As far as I know there's no waterproof way to prevent this, but there are ways to avoid this by mistake.

For example some compilers have warnings and you can even make warnings into error (ie fail to compile if a warning is triggered). For example on GCC you can use -Wcast-qual and -Werror (or -Werror=cast-qual). But this will not completely prevent you from modifying data pointed to by const *, as with many warnings there are ways to work around them. For example you could on some platform cast via an integral type, for example (int*)((char const*)m - (char*)NULL), but note that this is not a portable construct (but I think the casting away constness is a non-portable construct anyway).
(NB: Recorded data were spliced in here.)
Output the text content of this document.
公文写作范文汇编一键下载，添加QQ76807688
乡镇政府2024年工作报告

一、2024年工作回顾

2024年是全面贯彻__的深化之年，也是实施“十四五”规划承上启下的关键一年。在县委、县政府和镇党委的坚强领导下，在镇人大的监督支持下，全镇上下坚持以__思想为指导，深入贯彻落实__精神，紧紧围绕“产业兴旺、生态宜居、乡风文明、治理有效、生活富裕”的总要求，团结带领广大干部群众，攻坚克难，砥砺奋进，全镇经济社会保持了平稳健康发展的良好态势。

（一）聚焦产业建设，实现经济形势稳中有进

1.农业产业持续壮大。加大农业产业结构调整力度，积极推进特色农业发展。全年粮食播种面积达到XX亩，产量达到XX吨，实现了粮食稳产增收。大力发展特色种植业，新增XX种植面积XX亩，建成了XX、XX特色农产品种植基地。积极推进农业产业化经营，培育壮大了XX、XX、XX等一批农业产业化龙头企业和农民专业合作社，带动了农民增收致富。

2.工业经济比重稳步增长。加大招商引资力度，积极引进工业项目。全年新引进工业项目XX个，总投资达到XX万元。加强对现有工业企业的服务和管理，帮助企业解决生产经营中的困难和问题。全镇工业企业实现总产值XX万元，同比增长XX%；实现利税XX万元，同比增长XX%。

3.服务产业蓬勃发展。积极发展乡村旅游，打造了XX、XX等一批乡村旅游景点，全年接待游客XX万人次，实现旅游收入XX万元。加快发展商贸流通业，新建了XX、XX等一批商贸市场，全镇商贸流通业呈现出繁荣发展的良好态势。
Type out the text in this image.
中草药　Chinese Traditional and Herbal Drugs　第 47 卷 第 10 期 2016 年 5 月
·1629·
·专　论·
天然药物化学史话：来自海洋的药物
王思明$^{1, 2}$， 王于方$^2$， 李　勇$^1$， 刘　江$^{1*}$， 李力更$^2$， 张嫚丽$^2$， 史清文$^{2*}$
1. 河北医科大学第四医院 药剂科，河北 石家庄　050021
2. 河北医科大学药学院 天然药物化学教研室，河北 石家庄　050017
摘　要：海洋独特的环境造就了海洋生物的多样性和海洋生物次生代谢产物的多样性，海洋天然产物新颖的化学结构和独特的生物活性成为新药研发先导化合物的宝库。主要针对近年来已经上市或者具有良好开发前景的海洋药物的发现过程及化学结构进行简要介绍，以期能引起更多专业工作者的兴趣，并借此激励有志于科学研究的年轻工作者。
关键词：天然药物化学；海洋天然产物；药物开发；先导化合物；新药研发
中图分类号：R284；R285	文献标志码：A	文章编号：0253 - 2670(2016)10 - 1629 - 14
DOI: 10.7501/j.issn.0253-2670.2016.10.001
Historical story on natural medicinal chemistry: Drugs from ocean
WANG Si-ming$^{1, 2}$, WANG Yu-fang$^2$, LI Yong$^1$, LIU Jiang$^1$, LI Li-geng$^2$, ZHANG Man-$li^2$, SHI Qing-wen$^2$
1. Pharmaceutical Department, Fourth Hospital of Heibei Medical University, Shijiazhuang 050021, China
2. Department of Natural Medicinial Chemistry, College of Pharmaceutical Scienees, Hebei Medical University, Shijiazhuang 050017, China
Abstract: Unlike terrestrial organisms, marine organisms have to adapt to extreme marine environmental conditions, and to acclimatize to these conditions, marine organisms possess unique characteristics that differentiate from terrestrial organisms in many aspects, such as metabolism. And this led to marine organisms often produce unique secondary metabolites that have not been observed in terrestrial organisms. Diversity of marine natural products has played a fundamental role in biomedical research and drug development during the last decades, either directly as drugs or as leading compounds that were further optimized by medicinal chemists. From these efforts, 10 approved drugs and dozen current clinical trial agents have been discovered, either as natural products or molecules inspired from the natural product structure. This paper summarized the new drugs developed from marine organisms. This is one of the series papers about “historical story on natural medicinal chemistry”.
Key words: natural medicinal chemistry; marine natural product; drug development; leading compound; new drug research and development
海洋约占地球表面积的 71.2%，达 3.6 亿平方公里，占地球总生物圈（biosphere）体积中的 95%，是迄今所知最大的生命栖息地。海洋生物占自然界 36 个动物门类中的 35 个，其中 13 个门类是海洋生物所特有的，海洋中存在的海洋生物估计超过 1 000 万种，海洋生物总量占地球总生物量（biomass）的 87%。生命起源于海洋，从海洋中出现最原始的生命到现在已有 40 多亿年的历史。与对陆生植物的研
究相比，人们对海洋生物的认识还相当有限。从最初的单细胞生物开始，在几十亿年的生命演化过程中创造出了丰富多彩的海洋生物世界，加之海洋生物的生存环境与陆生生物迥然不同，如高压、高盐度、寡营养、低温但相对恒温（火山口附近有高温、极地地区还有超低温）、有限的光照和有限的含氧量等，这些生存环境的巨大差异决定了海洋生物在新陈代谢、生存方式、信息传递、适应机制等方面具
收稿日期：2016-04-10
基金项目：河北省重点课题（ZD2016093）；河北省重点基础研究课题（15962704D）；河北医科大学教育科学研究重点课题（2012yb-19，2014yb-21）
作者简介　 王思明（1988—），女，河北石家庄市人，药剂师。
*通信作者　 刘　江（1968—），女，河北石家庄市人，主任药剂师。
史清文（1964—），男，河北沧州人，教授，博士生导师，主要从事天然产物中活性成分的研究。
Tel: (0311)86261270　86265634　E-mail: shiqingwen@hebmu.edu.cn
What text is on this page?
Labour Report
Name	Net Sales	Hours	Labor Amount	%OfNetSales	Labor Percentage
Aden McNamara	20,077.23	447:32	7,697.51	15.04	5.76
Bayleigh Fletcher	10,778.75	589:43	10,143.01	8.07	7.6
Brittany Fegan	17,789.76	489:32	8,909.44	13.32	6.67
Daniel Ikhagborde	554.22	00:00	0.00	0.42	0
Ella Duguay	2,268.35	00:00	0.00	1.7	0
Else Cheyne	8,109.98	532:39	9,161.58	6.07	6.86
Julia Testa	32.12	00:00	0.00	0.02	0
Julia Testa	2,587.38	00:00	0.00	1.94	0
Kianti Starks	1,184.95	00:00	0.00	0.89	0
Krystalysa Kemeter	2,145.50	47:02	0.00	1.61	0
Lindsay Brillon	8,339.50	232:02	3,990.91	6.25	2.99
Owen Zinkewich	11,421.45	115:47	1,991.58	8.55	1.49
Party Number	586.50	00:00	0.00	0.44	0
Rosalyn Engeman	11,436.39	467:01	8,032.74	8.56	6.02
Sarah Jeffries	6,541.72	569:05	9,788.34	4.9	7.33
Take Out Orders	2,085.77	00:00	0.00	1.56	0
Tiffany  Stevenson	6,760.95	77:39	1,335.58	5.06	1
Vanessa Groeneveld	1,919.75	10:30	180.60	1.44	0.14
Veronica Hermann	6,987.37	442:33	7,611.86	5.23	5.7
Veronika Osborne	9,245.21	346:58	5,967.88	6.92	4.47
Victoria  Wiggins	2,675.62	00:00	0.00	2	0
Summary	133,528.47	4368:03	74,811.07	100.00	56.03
If you want to go a bit further you could of course recompile GCC to better keep track on qualifiers and prohibit some of these workarounds, but that might be at the cost of dropping standard conformance.

Another solution would be to use some kind of lint tool. These often can emit warnings that normal compilers pass. Also in your build scripts you can normally make these lint-warnings to be considered build errors (and not compile a file that has lint warnings).